A few days ago I read Tony Davis’ blog post called “SQL Server Optimizer Malfunction?“.
In short, the blog post is about Adam Machanic’s presentation during the PASS conference claiming that the Query Optimizer is stuck in 1997.
Even though it is controversial whether PASS would be the place for expressing similar thoughts and ideas, I guess the time and place does not really matter on the background of reality.
I wrote a comment to Tony Davis’ blog post, and since the topic has been on my mind for a few days now, I would like to elaborate a bit more. (I will paste my comment below, just in case someone cares to read it in full.)
To summarize my thoughts on the Query Optimizer situation, I would say that it seems like it is stuck in 1977 because of a small hurdle called ‘no clue about context and patterns‘.
In other words, the Query Optimizer is taking the requests as they come, and even though it tries to use semi-smart mechanisms of caching and cost based analysis, it still lacks the power of context and pattern analysis of the workloads over time.
Why is this important anyway?
Recently I wrote an article called “How come the Hourglass?
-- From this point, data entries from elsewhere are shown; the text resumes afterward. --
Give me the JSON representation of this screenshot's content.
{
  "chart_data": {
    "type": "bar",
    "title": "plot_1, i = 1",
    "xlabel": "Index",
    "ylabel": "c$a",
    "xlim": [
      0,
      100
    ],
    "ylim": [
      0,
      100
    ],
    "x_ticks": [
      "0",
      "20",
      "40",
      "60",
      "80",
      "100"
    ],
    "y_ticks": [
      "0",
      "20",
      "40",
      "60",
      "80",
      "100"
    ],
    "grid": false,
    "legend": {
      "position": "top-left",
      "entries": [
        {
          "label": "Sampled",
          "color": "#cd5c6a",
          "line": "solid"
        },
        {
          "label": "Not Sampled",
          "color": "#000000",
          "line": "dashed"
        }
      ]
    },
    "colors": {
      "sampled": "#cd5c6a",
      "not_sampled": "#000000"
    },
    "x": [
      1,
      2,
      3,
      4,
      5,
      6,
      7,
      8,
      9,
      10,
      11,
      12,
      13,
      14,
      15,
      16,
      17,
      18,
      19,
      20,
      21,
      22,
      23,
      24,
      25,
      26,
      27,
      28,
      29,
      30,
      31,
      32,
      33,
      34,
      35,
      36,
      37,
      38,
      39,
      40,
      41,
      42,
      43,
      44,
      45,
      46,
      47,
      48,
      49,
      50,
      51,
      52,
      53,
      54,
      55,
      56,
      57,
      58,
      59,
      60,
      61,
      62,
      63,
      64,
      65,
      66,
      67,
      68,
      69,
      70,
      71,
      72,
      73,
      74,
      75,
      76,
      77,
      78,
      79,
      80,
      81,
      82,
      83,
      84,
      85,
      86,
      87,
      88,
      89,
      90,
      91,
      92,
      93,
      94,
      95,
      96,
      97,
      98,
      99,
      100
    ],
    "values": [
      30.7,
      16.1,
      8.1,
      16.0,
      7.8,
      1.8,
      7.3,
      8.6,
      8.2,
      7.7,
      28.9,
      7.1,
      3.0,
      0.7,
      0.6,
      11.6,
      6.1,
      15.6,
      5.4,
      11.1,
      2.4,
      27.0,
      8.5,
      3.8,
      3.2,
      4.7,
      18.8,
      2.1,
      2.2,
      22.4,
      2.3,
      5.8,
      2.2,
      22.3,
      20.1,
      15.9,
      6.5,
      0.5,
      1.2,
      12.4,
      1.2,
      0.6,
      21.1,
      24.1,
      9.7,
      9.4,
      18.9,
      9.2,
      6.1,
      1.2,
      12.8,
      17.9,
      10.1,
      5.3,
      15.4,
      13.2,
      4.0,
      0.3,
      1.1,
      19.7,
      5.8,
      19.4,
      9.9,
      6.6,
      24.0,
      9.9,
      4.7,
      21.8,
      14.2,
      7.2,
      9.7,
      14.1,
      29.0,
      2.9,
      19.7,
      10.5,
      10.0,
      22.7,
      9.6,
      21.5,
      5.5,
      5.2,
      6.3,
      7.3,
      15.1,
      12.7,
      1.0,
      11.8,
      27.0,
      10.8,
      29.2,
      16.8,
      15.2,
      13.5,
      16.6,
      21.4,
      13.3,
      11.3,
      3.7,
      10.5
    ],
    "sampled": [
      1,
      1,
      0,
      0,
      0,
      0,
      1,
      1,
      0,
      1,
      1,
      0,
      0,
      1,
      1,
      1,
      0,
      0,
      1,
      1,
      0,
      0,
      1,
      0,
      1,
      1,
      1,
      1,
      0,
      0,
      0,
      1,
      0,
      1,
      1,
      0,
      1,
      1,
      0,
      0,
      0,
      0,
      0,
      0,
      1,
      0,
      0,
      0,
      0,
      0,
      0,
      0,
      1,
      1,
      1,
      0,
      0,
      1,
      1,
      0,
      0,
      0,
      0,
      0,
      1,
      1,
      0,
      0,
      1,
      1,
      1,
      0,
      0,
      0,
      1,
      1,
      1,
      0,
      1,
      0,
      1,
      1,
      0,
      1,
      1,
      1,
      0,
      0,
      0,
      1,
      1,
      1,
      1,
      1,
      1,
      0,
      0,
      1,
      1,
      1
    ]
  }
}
Why database applications slow down“, which explains the ‘big picture’ of data going to and from the database engine. The fact is that the context of the workload and the performance patterns are one of the most important prerequisites for handling the load.
And finally, let me ask this: if the Optimizer needs statistics on the data in order to properly handle a request, would not it need statistics of the execution context and its patterns in order to perform better?
If you find an answer to this question, you can post a comment.
Here is the original comment to Tony Davis’ blog post.
It is a very valid point that the improvements in hardware are changing the game of the optimizer almost constantly. Here are a few real world examples that I have encountered over the years:
1. the problem of using the same query / stored procedure for different amounts of data: the problem becomes obvious when we have a query which may have to process 50 rows or 100 million rows. And depending on which plan is cached first, the other one will not be optimal. This can be simply solved by creating two different queries / procedures – one for each case – and passing hints.
2. The query optimizer does not handle the historical hardware utilization context very well, for example if the pattern in a system is that it gets high resources utilization every 5 minutes (due to some scheduled job) and this event lasts 2 minutes, then the chances are that the plans generated during the peak times are not going to be the same as if they were created during the time of a calmer system, and they may not be optimal. This is not so easy to detect and fix, and it takes a complete overview of the workloads in the system.
3. the worst problem is when there is a database table in use in a very highly transactional system and millions of rows ‘pass through’ the table per minute (being inserted, updated and deleted) and at times it may have 1 row or 1 million rows. In such case, if someone rebuilds the indexes and decides to also do “auto recompute statistics”, then the statistics will be updated based on what data there is at the moment in the table, and the chances are that the next time the plan is generated, the plan may not be optimal and potentially may cause a serious CPU pressure.
These are all valid situations and I have dealt with them at one point of time. The reality is that the Optimizer has no clue about the ‘big picture’ and about workload and hardware utilization patterns over time.
The bottom line is that special attention needs to be paid to the workload patterns at all times, and the query tuning or even the solution approaches have to be based on the workload patterns and the underlying hardware and not based on blindly hoping that the Optimizer will do what we want it to do.